Skirt of the day: blue flags (not the flower, but the cut -- it has vertical layers and a jagged hem, as if banners have been sewn to it).
la_marquise: (Horus)
So a while back, I posted about the term 'passive-aggressive' and my reservations about the ways in which it's used (and, in particular, how it can slide into victim-blaming). We seem sometimes to live in a culture (or set of cultures, since there are differences between the English-speaking cultures, however much the internet seems to elide that) which is busy redefining many things as negatives for reasons which I find debatable.
One of those is 'helpiness'. You know, those annoying, patronising, downright hateful people who respond to signs of distress with attempts to alleviate it in some way or another.
I'm exaggerating, of course, but the self-righteousness with which offers of support are sometimes rejected can be downright distasteful.
Now, let's get something straight. I understand the underlying mechanism. I understand that for those with chronic problems, having complete strangers jump in and say 'have you tried X? My next-door neighbour's cousin's plumber swears by it.' The original poster has probably already tried X or rejected it for good reasons. And, a lot of times, they will say something to that effect in their post. 'I'm really tired of thing Y. I've tried all the usual solutions and they haven't helped.' I absolutely understand how annoying it is when someone still jumps in and says 'Oh, but my auntie says Q is the sovereign cure.' I absolutely understand that the comment may well, in the head of the original poster, sound patronising.
But -- and here's my point (finally) -- the person offering the solution almost certainly didn't mean it that way. They may have read the post carelessly. If they have, then that's their error, and they should be more careful in future. But the chances are, they are moved by a genuine sense of concern. They aren't setting out to be rude. They're setting out to be kind and supportive.

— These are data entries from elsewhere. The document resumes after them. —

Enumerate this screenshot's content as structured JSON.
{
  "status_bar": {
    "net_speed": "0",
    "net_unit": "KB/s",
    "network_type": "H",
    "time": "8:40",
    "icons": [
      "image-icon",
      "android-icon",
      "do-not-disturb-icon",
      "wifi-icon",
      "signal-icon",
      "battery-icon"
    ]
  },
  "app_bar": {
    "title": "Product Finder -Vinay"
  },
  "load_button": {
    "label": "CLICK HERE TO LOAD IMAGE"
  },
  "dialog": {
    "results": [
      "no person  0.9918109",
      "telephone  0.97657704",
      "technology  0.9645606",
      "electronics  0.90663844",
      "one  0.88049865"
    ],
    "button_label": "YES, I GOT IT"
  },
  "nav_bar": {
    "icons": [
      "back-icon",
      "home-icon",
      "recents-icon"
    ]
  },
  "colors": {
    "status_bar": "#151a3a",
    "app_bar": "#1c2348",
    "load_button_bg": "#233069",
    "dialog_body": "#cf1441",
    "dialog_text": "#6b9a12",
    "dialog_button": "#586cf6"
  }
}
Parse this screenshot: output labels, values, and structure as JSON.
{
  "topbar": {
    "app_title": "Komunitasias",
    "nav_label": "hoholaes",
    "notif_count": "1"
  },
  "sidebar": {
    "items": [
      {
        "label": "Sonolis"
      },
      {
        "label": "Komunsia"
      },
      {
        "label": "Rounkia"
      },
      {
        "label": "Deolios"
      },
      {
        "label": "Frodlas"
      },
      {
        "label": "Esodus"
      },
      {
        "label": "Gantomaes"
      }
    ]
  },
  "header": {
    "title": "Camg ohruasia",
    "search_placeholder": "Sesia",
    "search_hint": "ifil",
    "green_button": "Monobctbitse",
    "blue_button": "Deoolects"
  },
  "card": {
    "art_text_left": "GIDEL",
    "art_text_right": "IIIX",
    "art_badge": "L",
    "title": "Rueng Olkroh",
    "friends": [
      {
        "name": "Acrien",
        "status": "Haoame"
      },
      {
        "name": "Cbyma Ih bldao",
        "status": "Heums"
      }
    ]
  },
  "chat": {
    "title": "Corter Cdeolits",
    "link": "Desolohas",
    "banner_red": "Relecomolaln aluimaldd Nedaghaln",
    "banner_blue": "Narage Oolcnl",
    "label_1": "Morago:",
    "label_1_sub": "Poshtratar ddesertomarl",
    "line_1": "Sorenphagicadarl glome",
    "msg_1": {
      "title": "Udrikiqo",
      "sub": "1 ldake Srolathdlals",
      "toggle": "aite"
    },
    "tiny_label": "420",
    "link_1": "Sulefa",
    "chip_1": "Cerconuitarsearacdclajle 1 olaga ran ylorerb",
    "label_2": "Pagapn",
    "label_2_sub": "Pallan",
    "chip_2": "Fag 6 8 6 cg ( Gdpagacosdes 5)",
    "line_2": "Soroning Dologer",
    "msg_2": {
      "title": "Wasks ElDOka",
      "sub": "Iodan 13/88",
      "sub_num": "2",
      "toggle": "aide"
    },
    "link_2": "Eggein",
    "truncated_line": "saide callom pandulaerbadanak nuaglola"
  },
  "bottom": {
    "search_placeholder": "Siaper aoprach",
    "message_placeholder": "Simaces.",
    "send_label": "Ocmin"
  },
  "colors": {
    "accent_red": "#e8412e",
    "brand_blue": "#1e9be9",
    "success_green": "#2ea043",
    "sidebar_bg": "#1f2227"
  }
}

And then, they get yelled at, and labelled 'helpy'. Because, in our new post Thatcherite age, kindness is bad, kindness is patronising. Kindness should be stamped on hard. (Sometimes after first being taken advantage of thoroughly, but that's another post for another day.)
I find that rather sad.
I should stress here is that I am not talking about people who respond rather wearily that yes, they tried X but it didn't work/isn't appropriate for their condition or whatever. Nor am I talking about people who state upfront that they don't want advice/help and who then are firm with those who offer it anyway. That's different. Both of those are reasonable positions. What I'm distressed by is the casual labelling of attempted kindness in all circumstances as somehow bad, wrong, reprehensible, deserving of punishment. This latter labelling is selfish -- it's fuelled by entitlement and resentment and a fear of indebtness, all turned inward. It also strikes me as potentially sexist, too, as 'helpy' behaviour is more prevalent amongst women -- we are taught from birth that we have a duty to put ourselves out for others, and yet we collude in a movement to label yet another female behavioural pattern as negative. (It can cut both ways, of course. A former acquaintance used to explode if any man held open a door for her, even if her hands were full, as it was, to her, evil and sexist. But the same men held doors for each other, too -- they were just being observant and, well, decent. But she didn't like the idea of gratitude.)
I see this sort of thing -- this sort of negative labelling -- happening more and more, and it saddens me.
Because, you know, kindness matters. We all benefit from it, day by day. It makes lives less harsh, less sad, less difficult, even if it's only in small ways.
It makes me feel better if someone holds the door for me, for instance, when my hands are full. It doesn't threaten me. I don't see it as part of a global conspiracy to patronise me. I see it as a random act that makes my world a nicer place. And an easier one to negotiate.
I would hate for that to vanish, because the wider culture is down on 'helpiness'.
PS No, no-one has called me 'helpy'. It's just a thing I think about.